Berita

Industri Pengolahan RI Mendominasi Ekspor di Awal 2026

Sektor Industri Pengolahan Mendominasi Ekspor Indonesia pada Awal 2026

Selama tiga bulan pertama tahun 2026, pertumbuhan ekspor Indonesia didorong oleh kinerja sektor industri pengolahan yang mengalami kenaikan sebesar 3,96 persen. Data yang dirilis oleh Kementerian Perdagangan (Kemendag) menunjukkan bahwa sektor industri pengolahan, seperti nikel, aluminium, dan bahan kimia organik, menjadi pendorong utama pertumbuhan ekspor pada periode Januari-Maret 2026.

Menteri Perdagangan (Mendag) Budi Santoso mengungkapkan bahwa sektor industri pengolahan mendominasi total ekspor Indonesia selama periode tersebut, mencapai 82,25 persen. “Pertumbuhan ekspor sektor industri pengolahan naik 3,96 persen menjadi 54,98 miliar dolar AS dibandingkan dengan periode yang sama tahun sebelumnya,” ujar Budi.

Kenaikan Ekspor Berkategori

Dari data yang dirilis, terlihat bahwa sektor nikel dan barang daripadanya mengalami lonjakan ekspor tertinggi sebesar 60,60 persen, diikuti oleh timah dan barang daripadanya sebesar 49,09 persen, aluminium dan barang daripadanya sebesar 40,97 persen, bahan kimia organik sebesar 21,44 persen, dan bahan kimia anorganik sebesar 14,46 persen secara kumulatif.

Menurut Budi, kenaikan ini dipengaruhi oleh tren harga global dan permintaan dari mitra dagang. Namun, sektor pertanian mengalami penurunan ekspor sebesar 32,18 persen, sementara sektor pertambangan dan sektor lainnya turun 11,17 persen selama periode yang sama. Komoditas seperti kopi, teh, dan rempah-rempah menjadi yang terdalam mengalami penurunan ekspor sebesar 40,15 persen.

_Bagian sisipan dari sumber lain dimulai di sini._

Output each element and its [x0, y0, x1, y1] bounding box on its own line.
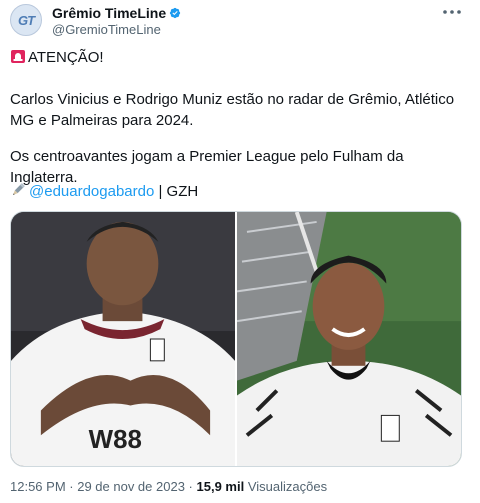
views-label: Visualizações: [244, 479, 328, 494]
pencil-icon: [13, 183, 25, 195]
author-name-line[interactable]: Grêmio TimeLine: [52, 5, 181, 21]
meta-separator: ·: [65, 479, 78, 494]
svg-text:W88: W88: [89, 426, 142, 454]
player-photo-left: W88: [11, 212, 235, 466]
photo-left[interactable]: W88: [11, 212, 235, 466]
alert-text: ATENÇÃO!: [28, 49, 104, 66]
tweet-line-alert: ATENÇÃO!: [10, 47, 470, 68]
display-name[interactable]: Grêmio TimeLine: [52, 5, 166, 21]
tweet-date[interactable]: 29 de nov de 2023: [77, 479, 185, 494]
photo-right[interactable]: [237, 212, 461, 466]
verified-icon: [169, 7, 181, 18]
media-grid: W88: [10, 211, 462, 467]
tweet-meta: 12:56 PM · 29 de nov de 2023 · 15,9 mil …: [10, 479, 327, 494]
player-photo-right: [237, 212, 461, 466]
meta-separator: ·: [184, 479, 197, 494]
tweet-line-2: Carlos Vinicius e Rodrigo Muniz estão no…: [10, 91, 455, 129]
tweet-credit-line: @eduardogabardo | GZH: [10, 181, 470, 202]
tweet-time[interactable]: 12:56 PM: [10, 479, 66, 494]
views-count: 15,9 mil: [196, 479, 245, 494]
avatar-logo-text: GT: [17, 12, 35, 28]
avatar[interactable]: GT: [10, 4, 42, 36]
source-text: | GZH: [154, 183, 199, 200]
siren-icon: [11, 50, 25, 63]
mention-link[interactable]: @eduardogabardo: [29, 183, 154, 200]
author-handle[interactable]: @GremioTimeLine: [52, 22, 161, 37]
more-icon[interactable]: [442, 6, 462, 18]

Total ekspor Indonesia pada Januari-Maret 2026 mencapai 66,85 miliar dolar AS, dengan pertumbuhan tipis sebesar 0,34 persen dibandingkan dengan periode yang sama tahun sebelumnya. Ekspor nonmigas meningkat 0,98 persen menjadi 63,60 miliar dolar AS, sementara ekspor migas mengalami kontraksi sebesar 10,58 persen menjadi 3,25 miliar dolar AS.

Ekspor ke Berbagai Tujuan

Secara rinci, ekspor nonmigas Indonesia pada Januari-Maret 2026 menunjukkan pertumbuhan yang kuat ke berbagai pasar. Lonjakan ekspor tertinggi tercatat ke Spanyol sebesar 38,86 persen, diikuti oleh Mesir 25,43 persen, Tiongkok 17,49 persen, Thailand 13,58 persen, dan Belanda 11,37 persen.

Selain itu, ekspor ke kawasan nontradisional juga mencatatkan kinerja positif, seperti Asia Tengah lainnya, Afrika Utara, Asia Timur, Amerika Selatan lainnya, dan Afrika Barat.

Pada Maret 2026, kinerja ekspor Indonesia tumbuh 1,62 persen secara bulanan menjadi 22,53 miliar dolar AS. Meskipun secara tahunan masih terkontraksi sebesar 3,10 persen, peningkatan ekspor terjadi terutama pada sektor migas. Ekspor nonmigas juga menunjukkan pertumbuhan, terutama pada komoditas bijih logam, aluminium, logam mulia, dan perhiasan.